J’ai insisté sur ces objets, parce que cette préjudiciable coutume existe dans plusieurs de nos provinces, & qu’elle est conseillée par plusieurs auteurs qui parlent agriculture du fond de leur cabinet, & qui n’ont jamais suivi la marche de la nature. Ils ont poussé encore plus loin la singularité, puisqu’ils ont été jusqu’à dire que herser fréquemment tenoit lieu de labours.

Si les mottes de terre sont un obstacle au labourage, rien n’empêche de herser à une ou à plusieurs reprises, au moment & avant de labourer ; dans ce cas l’opération est bien vue, & elle est très-utile. Mais elle suppose qu’on se servira de herses fortes, pesantes, ou rendues telles par l’addition de quelque poids, sans quoi la herse légère voltigerait sur les mottes & ne les écraseroit pas. Herser avant de labourer réunit encore l’avantage d’arracher & d’entraîner à l’extrémité du champ une infinité de mauvaises herbes qui embarrasseroient la marche de la charrue.

Lorsqu’on a semé ou pendant qu’on sème le blé, s’il survient une pluie capable d’imbiber la terre, on doit attendre, pour passer la herse, que le sol soit ressuyé, & préférer de voir quelque grains de blé enlevés par les oiseaux ou par les fourmis, plutôt que de serrer & pétrir cette terre sans bien recouvrir le grain.

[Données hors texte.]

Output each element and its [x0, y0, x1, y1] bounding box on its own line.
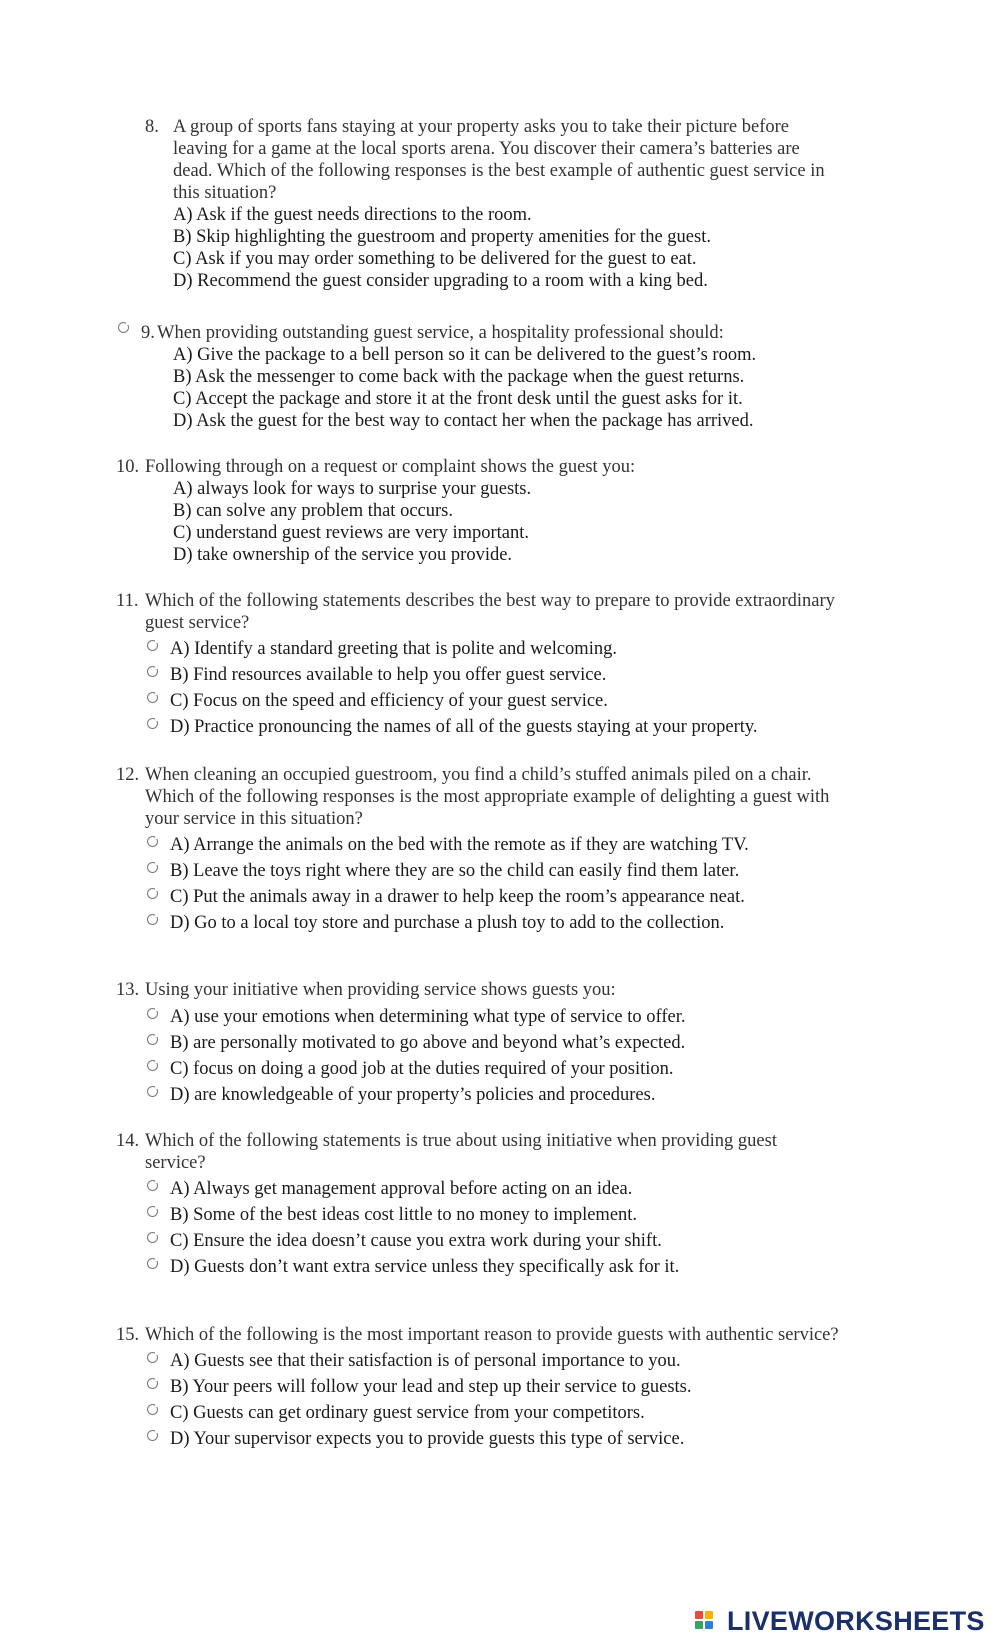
question-number: 14. — [116, 1131, 140, 1151]
radio-button[interactable] — [147, 1034, 158, 1045]
option-d: D) Go to a local toy store and purchase a plush toy to add to the collection. — [170, 913, 725, 933]
option-a: A) Guests see that their satisfaction is of personal importance to you. — [170, 1351, 681, 1371]
question-stem-line: service? — [145, 1153, 206, 1173]
option-b: B) Ask the messenger to come back with the package when the guest returns. — [173, 367, 745, 387]
radio-button[interactable] — [147, 1060, 158, 1071]
question-stem-line: guest service? — [145, 613, 250, 633]
question-stem-line: Which of the following statements is true about using initiative when providing guest — [145, 1131, 777, 1151]
radio-button[interactable] — [147, 1180, 158, 1191]
radio-button[interactable] — [147, 640, 158, 651]
radio-button[interactable] — [147, 692, 158, 703]
option-b: B) Your peers will follow your lead and step up their service to guests. — [170, 1377, 692, 1397]
radio-button[interactable] — [147, 888, 158, 899]
question-number: 13. — [116, 980, 140, 1000]
option-c: C) understand guest reviews are very important. — [173, 523, 530, 543]
radio-button[interactable] — [147, 1258, 158, 1269]
option-a: A) Arrange the animals on the bed with the remote as if they are watching TV. — [170, 835, 749, 855]
question-number: 10. — [116, 457, 140, 477]
question-stem-line: this situation? — [173, 183, 277, 203]
option-b: B) Some of the best ideas cost little to no money to implement. — [170, 1205, 638, 1225]
option-a: A) Always get management approval before acting on an idea. — [170, 1179, 633, 1199]
radio-button[interactable] — [147, 718, 158, 729]
option-c: C) focus on doing a good job at the duties required of your position. — [170, 1059, 674, 1079]
question-number: 15. — [116, 1325, 140, 1345]
radio-button[interactable] — [147, 1430, 158, 1441]
option-b: B) are personally motivated to go above and beyond what’s expected. — [170, 1033, 686, 1053]
option-c: C) Put the animals away in a drawer to help keep the room’s appearance neat. — [170, 887, 745, 907]
option-b: B) Find resources available to help you offer guest service. — [170, 665, 607, 685]
question-stem-line: leaving for a game at the local sports arena. You discover their camera’s batteries are — [173, 139, 800, 159]
radio-button[interactable] — [147, 862, 158, 873]
radio-button[interactable] — [118, 322, 129, 333]
liveworksheets-mark-icon — [695, 1608, 723, 1634]
question-stem-line: Which of the following responses is the most appropriate example of delighting a guest with — [145, 787, 830, 807]
question-number: 9. — [141, 323, 155, 343]
radio-button[interactable] — [147, 1206, 158, 1217]
option-c: C) Accept the package and store it at the front desk until the guest asks for it. — [173, 389, 743, 409]
option-a: A) Give the package to a bell person so it can be delivered to the guest’s room. — [173, 345, 757, 365]
question-stem-line: A group of sports fans staying at your property asks you to take their picture before — [173, 117, 790, 137]
option-b: B) Leave the toys right where they are so the child can easily find them later. — [170, 861, 740, 881]
radio-button[interactable] — [147, 666, 158, 677]
option-b: B) can solve any problem that occurs. — [173, 501, 453, 521]
radio-button[interactable] — [147, 1352, 158, 1363]
question-number: 11. — [116, 591, 139, 611]
question-stem-line: When providing outstanding guest service, a hospitality professional should: — [157, 323, 724, 343]
option-d: D) Practice pronouncing the names of all of the guests staying at your property. — [170, 717, 758, 737]
option-d: D) Guests don’t want extra service unless they specifically ask for it. — [170, 1257, 680, 1277]
option-c: C) Guests can get ordinary guest service from your competitors. — [170, 1403, 645, 1423]
option-c: C) Focus on the speed and efficiency of your guest service. — [170, 691, 608, 711]
radio-button[interactable] — [147, 836, 158, 847]
question-stem-line: Using your initiative when providing service shows guests you: — [145, 980, 616, 1000]
question-stem-line: your service in this situation? — [145, 809, 363, 829]
option-c: C) Ask if you may order something to be delivered for the guest to eat. — [173, 249, 697, 269]
option-b: B) Skip highlighting the guestroom and property amenities for the guest. — [173, 227, 711, 247]
option-d: D) Your supervisor expects you to provide guests this type of service. — [170, 1429, 685, 1449]
option-d: D) Ask the guest for the best way to contact her when the package has arrived. — [173, 411, 754, 431]
radio-button[interactable] — [147, 1232, 158, 1243]
option-a: A) Identify a standard greeting that is polite and welcoming. — [170, 639, 617, 659]
question-stem-line: Which of the following statements describes the best way to prepare to provide extraordinary — [145, 591, 835, 611]
question-stem-line: dead. Which of the following responses is the best example of authentic guest service in — [173, 161, 825, 181]
question-number: 12. — [116, 765, 140, 785]
radio-button[interactable] — [147, 914, 158, 925]
option-d: D) are knowledgeable of your property’s policies and procedures. — [170, 1085, 656, 1105]
brand-text: LIVEWORKSHEETS — [727, 1605, 985, 1636]
option-d: D) Recommend the guest consider upgrading to a room with a king bed. — [173, 271, 708, 291]
question-number: 8. — [145, 117, 159, 137]
option-a: A) use your emotions when determining what type of service to offer. — [170, 1007, 686, 1027]
radio-button[interactable] — [147, 1008, 158, 1019]
question-stem-line: Following through on a request or complaint shows the guest you: — [145, 457, 636, 477]
question-stem-line: Which of the following is the most important reason to provide guests with authentic service? — [145, 1325, 839, 1345]
option-a: A) always look for ways to surprise your guests. — [173, 479, 532, 499]
radio-button[interactable] — [147, 1086, 158, 1097]
radio-button[interactable] — [147, 1378, 158, 1389]
option-d: D) take ownership of the service you provide. — [173, 545, 513, 565]
question-stem-line: When cleaning an occupied guestroom, you find a child’s stuffed animals piled on a chair. — [145, 765, 812, 785]
liveworksheets-logo[interactable] — [695, 1607, 985, 1635]
option-c: C) Ensure the idea doesn’t cause you extra work during your shift. — [170, 1231, 662, 1251]
radio-button[interactable] — [147, 1404, 158, 1415]
option-a: A) Ask if the guest needs directions to the room. — [173, 205, 532, 225]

Après les gelées d’hiver, c’est le cas de herser les blés, ou plutôt d’y faire passer le rouleau. L’effet des gelées est de faire occuper un espace plus grand à la terre humectée, une plus grande surface, un plus grand diamètre que ceux qu’elle avoit auparavant. La gelée en soulève les molécules au moyen de l’eau glacée. Plus la terre sera humectée à cette époque, & plus le collet des racines du blé sera déterré ; alors le rouleau affaisse la terre & chausse les racines, mais il ne faut pas opérer lorsque la terre est encore trop humide ; on en sent assez les raisons sans les détailler.

Quelquefois, malgré les plus grands soins, la herse ne peut briser ces grosses mottes durcies par la sécheresse ; si la herse les enterre dans les sillons, le grain qui se trouvera dessous ne pourra germer, ou bien s’il germe, il lui sera impossible de vaincre l’obstacle qu’il rencontre, & il périra. La prudence exige dans ce cas, qu’avant de semer le champ on y fasse passer des femmes armées de maillets de bois, à long manches, & capables de briser ces mottes ; on sèmera, on hersera ensuite, & s’il le faut, les femmes recommenceront l’opération du maillet. Cette précaution est souvent de rigueur dans les provinces méridionales où on se hâte de profiter des pluies casuelles de l’été pour labourer.